Here are some tips to writing short.

1. Make every word count. Instead of saying that nasty mean kid in high school, cut it down to teen bully.

2. Be clear. Even though you don't have much space, you still have to get the story across. If your character is acting badly because of his past, we need to know what that past is but just a very brief version of it. Bitter divorce or smothering mother tells it all.

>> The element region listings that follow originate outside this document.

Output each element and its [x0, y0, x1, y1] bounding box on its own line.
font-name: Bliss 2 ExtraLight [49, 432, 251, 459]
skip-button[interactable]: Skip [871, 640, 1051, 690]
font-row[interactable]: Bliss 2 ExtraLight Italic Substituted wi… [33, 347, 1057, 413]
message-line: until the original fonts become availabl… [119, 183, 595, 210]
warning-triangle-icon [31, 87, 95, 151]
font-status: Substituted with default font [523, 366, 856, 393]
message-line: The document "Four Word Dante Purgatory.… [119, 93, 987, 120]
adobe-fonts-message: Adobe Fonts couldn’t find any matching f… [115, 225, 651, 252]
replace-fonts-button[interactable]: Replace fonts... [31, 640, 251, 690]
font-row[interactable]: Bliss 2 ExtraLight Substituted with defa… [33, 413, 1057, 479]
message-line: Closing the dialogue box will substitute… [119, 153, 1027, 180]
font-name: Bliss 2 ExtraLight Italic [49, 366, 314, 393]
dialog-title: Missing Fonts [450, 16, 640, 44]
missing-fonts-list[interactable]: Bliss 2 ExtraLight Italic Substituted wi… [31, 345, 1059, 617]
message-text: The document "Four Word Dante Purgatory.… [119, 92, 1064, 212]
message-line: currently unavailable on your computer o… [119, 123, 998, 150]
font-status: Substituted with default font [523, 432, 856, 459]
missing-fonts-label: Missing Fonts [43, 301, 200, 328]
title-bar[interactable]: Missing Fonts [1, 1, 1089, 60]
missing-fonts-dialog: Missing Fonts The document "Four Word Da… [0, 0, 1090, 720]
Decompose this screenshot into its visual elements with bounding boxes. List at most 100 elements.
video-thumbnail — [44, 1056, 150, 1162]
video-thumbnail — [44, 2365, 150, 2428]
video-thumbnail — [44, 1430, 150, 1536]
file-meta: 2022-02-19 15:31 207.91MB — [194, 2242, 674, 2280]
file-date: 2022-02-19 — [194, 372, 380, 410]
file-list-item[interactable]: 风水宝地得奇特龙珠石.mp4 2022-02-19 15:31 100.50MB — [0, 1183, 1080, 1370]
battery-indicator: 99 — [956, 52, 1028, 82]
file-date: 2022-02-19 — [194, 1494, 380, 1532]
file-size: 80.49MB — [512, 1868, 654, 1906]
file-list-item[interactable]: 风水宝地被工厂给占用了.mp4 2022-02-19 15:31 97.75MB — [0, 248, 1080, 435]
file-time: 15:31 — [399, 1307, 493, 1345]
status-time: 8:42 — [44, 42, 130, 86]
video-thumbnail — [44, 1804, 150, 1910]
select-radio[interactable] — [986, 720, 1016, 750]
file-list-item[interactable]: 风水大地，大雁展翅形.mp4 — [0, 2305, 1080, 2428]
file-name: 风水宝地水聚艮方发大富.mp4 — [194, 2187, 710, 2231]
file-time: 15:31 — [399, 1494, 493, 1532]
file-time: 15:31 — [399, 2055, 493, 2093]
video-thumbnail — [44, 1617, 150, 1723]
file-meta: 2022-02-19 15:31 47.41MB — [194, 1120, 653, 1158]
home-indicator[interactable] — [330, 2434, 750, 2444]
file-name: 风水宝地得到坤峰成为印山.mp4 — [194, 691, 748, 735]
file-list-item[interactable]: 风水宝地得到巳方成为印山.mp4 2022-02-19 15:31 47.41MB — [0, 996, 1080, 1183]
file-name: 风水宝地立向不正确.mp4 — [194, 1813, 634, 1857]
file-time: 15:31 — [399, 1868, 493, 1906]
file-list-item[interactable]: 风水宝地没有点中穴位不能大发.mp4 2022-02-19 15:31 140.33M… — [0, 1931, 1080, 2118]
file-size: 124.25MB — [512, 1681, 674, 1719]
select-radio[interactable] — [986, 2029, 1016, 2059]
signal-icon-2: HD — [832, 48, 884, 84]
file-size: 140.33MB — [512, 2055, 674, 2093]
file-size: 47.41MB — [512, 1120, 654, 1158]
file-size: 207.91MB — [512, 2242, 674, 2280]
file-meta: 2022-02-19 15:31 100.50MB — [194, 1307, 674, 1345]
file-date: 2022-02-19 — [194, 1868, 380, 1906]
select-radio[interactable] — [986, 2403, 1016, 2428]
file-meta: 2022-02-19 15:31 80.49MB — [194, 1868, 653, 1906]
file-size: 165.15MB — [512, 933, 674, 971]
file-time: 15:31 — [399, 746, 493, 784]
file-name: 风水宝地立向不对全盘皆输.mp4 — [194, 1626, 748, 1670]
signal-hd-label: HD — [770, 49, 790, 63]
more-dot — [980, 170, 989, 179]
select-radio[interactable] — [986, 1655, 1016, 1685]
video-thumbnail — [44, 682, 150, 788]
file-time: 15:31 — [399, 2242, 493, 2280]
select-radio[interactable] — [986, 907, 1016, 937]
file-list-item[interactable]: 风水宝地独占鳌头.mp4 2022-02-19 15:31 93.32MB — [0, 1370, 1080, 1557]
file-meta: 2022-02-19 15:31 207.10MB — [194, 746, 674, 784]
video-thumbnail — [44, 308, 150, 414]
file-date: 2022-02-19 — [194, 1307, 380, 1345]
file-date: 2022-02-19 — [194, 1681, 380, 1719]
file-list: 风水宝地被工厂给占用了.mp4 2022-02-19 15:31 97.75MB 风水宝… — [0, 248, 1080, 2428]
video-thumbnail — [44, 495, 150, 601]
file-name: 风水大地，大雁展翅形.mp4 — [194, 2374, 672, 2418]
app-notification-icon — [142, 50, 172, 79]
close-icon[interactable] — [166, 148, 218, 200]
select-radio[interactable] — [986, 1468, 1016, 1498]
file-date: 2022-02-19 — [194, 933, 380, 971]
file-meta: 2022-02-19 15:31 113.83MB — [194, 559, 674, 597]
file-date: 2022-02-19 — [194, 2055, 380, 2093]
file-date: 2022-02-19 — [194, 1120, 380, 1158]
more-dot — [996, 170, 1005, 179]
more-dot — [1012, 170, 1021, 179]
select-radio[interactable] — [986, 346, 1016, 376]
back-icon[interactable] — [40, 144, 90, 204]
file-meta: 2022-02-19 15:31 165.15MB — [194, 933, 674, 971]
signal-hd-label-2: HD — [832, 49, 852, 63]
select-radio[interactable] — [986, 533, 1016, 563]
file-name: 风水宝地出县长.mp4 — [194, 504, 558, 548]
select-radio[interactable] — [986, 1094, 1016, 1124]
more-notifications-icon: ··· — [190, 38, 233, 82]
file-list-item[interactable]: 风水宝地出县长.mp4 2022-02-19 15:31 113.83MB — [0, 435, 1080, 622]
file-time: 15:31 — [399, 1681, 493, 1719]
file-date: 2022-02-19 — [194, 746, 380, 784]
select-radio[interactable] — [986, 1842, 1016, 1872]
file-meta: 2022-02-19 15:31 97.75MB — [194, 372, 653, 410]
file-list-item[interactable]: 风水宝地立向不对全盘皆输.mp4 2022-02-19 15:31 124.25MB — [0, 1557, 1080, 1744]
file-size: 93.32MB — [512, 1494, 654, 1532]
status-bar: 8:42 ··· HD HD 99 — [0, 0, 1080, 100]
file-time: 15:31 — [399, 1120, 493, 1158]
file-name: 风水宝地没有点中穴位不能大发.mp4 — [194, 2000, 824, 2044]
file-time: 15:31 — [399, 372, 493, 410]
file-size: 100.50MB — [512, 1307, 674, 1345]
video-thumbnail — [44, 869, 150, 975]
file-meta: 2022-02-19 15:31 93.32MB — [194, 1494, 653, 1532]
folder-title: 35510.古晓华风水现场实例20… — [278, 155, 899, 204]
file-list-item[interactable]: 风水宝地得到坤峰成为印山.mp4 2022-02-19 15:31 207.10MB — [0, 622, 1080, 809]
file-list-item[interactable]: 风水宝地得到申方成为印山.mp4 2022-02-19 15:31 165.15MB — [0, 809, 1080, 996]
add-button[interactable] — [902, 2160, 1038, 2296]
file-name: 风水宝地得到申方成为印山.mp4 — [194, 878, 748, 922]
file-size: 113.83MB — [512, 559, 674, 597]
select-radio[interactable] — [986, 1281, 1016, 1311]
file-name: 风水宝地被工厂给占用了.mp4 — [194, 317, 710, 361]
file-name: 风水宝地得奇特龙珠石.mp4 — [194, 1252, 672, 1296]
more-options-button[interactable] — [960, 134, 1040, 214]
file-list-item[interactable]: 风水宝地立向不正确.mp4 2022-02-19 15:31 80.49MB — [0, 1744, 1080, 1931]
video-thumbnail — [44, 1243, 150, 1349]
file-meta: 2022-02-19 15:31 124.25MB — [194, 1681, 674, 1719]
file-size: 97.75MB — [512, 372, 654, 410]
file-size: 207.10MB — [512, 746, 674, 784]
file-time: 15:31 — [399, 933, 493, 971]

3. Cut out the fluff. Yes, it's nice that the hotel room has a marble tub and gold faucet and thick plush carpeting. In a short story we don't have the space for all that. Richly appointed. 4. Be visual. Instead of talking about the neighbor as Richard a little trick is to describe him. The vegetarian fireman or the husband stealing blonde next door. It will give the reader a better picture than just a name.

5. Focus on the core conflict. We don't have time for subplots. Man robs bank; man runs from cops; man learns some kind of lesson.

6. Choose compelling verbs. Struggles is more evocative than decides. Wheezed gives a better picture than breathed.

7. Start off with a bang. Get right to the problem or inciting incident. Grab your reader right away. You don't have the word length to talk about how he/she is dressed or the weather or have chit chat with the co-workers. First thing rob the bank, crash the car, or have the lovers walk away from each other.

8. Make us like your characters. While a strong opening to a short story is essential, the characters are the glue that hold it together. Remember to show not tell. He was very tall and handsome vs looks that made woman turn and stare.

9. Choose your point of view and tense and stick to it. Who is telling the story? The school teacher? Okay, tell it from her point of view and don't change it.

10. Put your story in the proper order and have it make sense. It should read smoothly. "Mary bought some eggs. Her brother's flight was late. Last week she got some bad news." Confused? Me too.